Outre les deux propositions de loi identiques inscrites à l'ordre du jour, une autre, elle aussi identique, a été déposée par plusieurs députés du groupe UMP. La préoccupation exprimée au travers de ces textes est en effet largement partagée sur les différents bancs de l'Assemblée car, si le sujet traité – le ski – est restreint, il n'en est pas moins essentiel pour l'économie et la vitalité de nos territoires de montagne, pour l'emploi et le maintien des jeunes générations sur ces territoires.
Le ski est un moteur de l'économie touristique de la montagne française et une source d'emploi importante pour ces territoires. La France, qui dispose d'une offre unique en matière de tourisme d'hiver, est l'une des trois premières destinations mondiales du ski, au coude à coude avec l'Autriche et les États-Unis. Cette place majeure dans l'économie touristique mondiale repose non seulement sur une infrastructure importante de domaines skiables présents sur tous les massifs français, sur une tradition d'accueil et d'hébergement de qualité, mais aussi sur la réputation d'excellence de l'enseignement du ski.
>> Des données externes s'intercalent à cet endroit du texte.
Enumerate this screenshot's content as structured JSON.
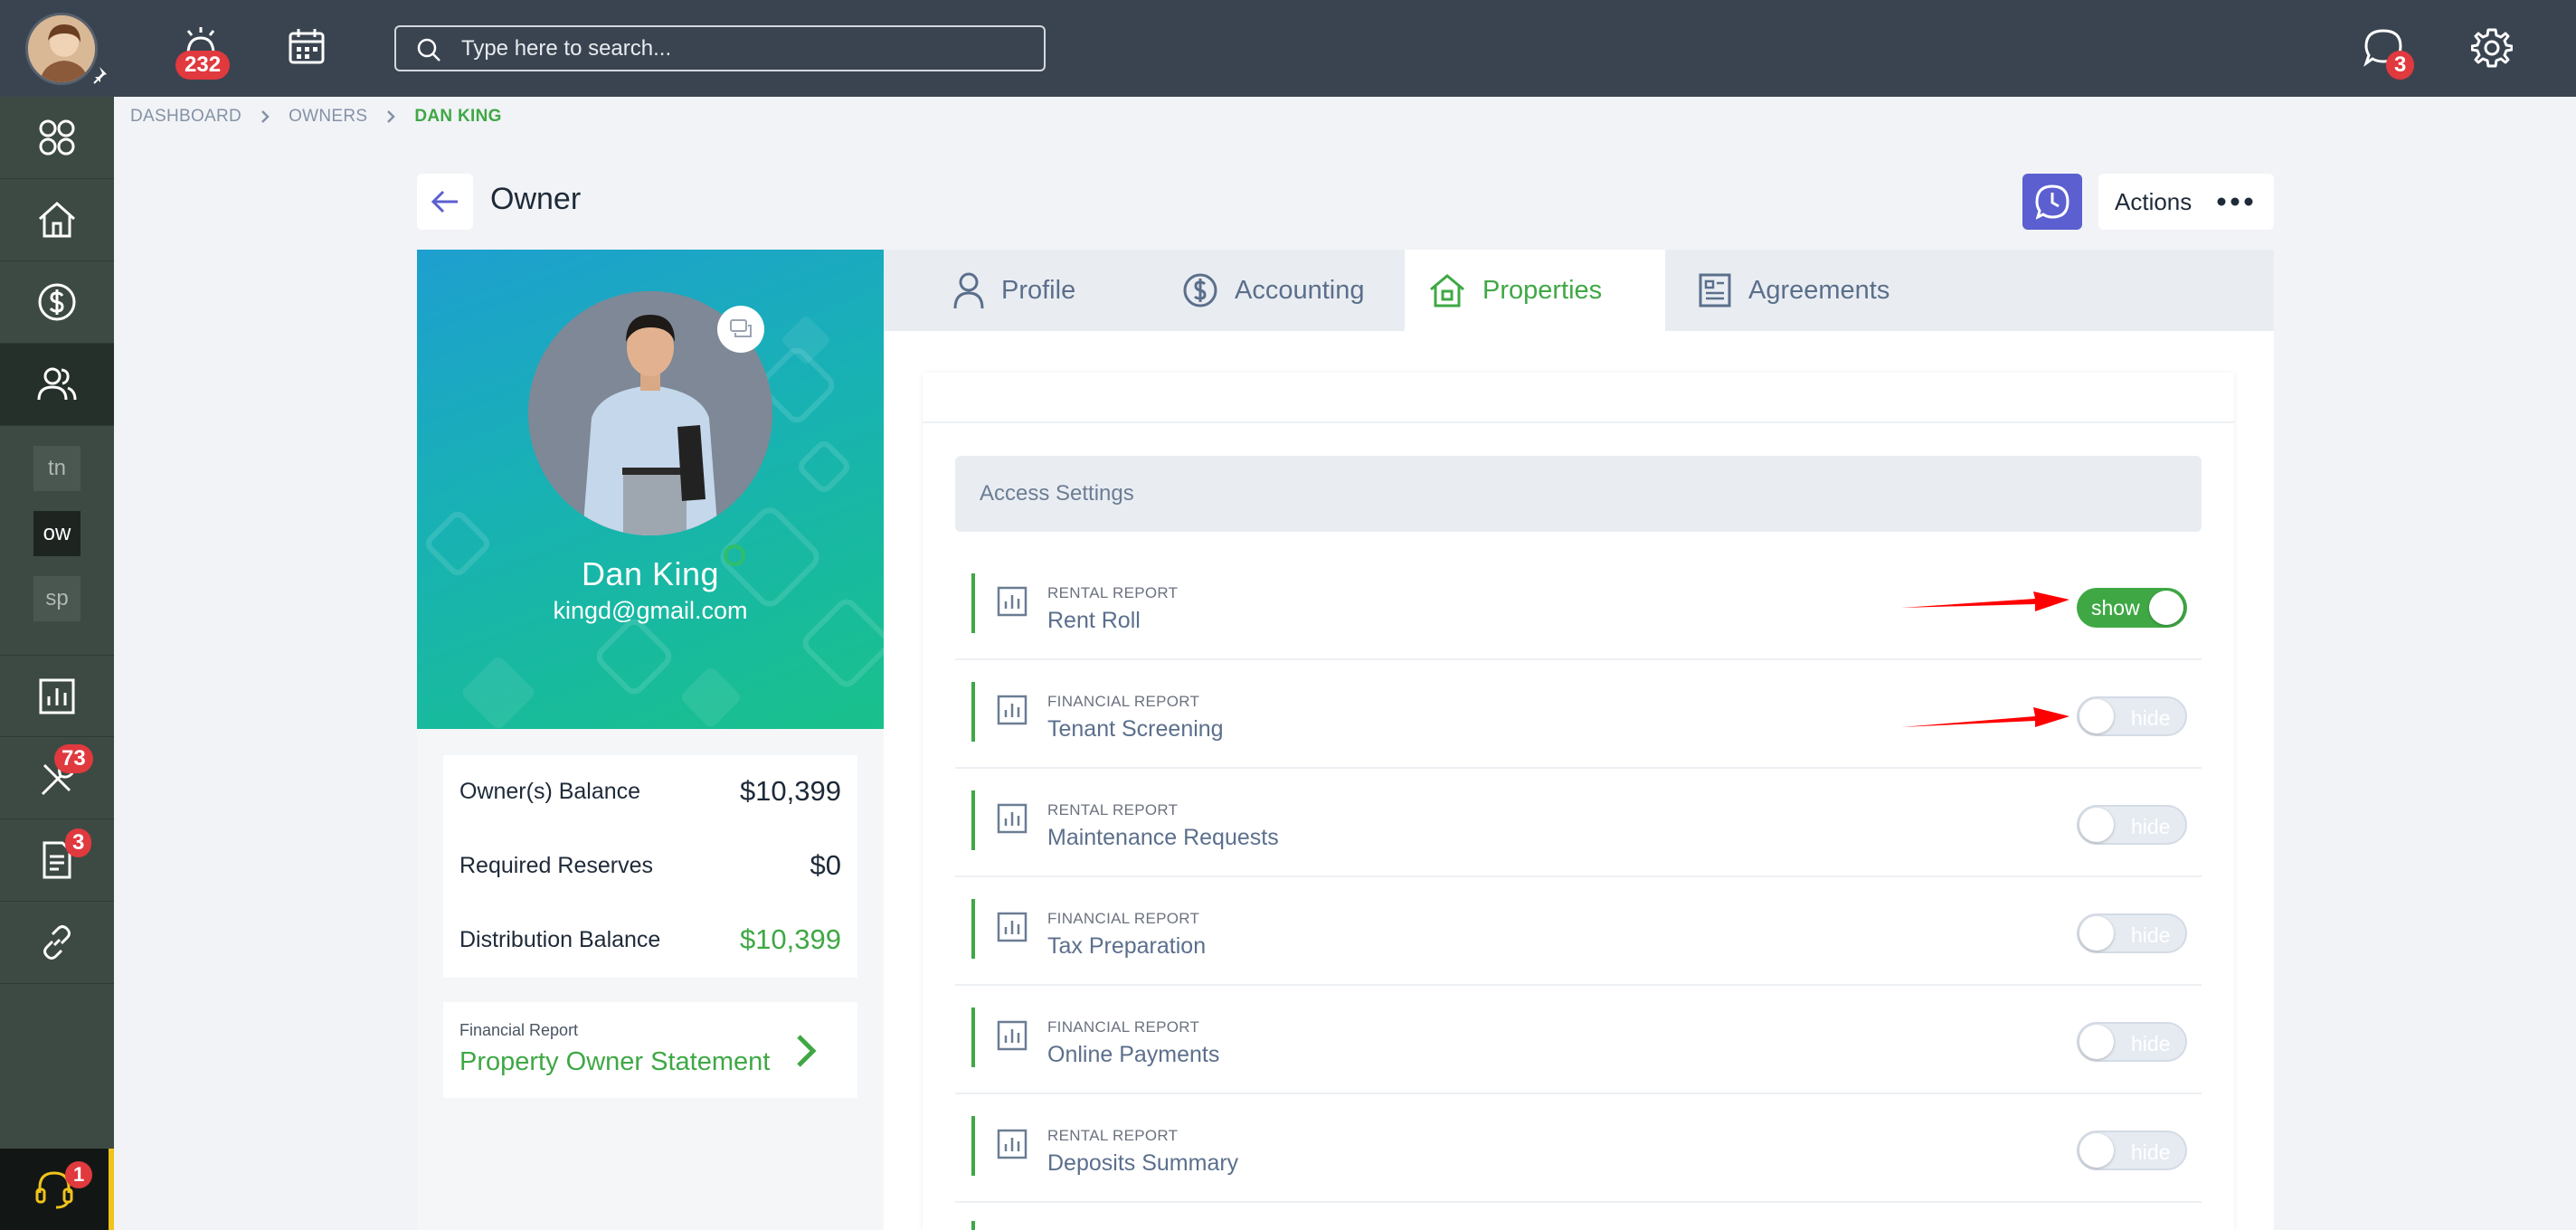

Les moniteurs de ski français, titulaires du diplôme d'État de ski alpin, qu'ils enseignent en solo ou bien au sein des écoles du ski français (ESF) – institutions créées en 1937 qui rassemblent aujourd'hui près de 90 % de la profession – ou encore des écoles de ski international (ESI), bénéficient ainsi d'une renommée mondiale.
La profession de moniteur de ski est une profession libérale très organisée puisque l'écrasante majorité des moniteurs adhère à des syndicats professionnels dont les structures locales, les écoles de ski, sont chargées de répartir le travail en fonction des compétences demandées, des diplômes et de l'ancienneté de chacun. Cette organisation permet à la profession d'être collectivement mieux armée face aux aléas de l'activité. Elle s'est par ailleurs traduite, au sein des ESF, par la mise en place de dispositifs de solidarité tels que des fonds de secours ou des fonds de prévoyance, à une époque où la sécurité sociale était encore balbutiante. Cette solidarité s'est également exprimée à travers la création par le syndicat national des moniteurs du ski français, en 1963, d'un dispositif de cessation d'activité des moniteurs les plus anciens, afin de favoriser le renouvellement des générations et d'assurer l'embauche des jeunes moniteurs diplômés. Ainsi, d'après le directeur de l'École nationale des sports de montagne, que nous avons auditionné, ce dispositif a permis de garantir jusqu'à aujourd'hui l'embauche de tous les nouveaux diplômés, de l'ordre de 400 à 450 par an, puisque l'école constate dans les enquêtes qu'elle mène auprès de ses anciens élèves que, six mois après leur sortie, tous sont en activité.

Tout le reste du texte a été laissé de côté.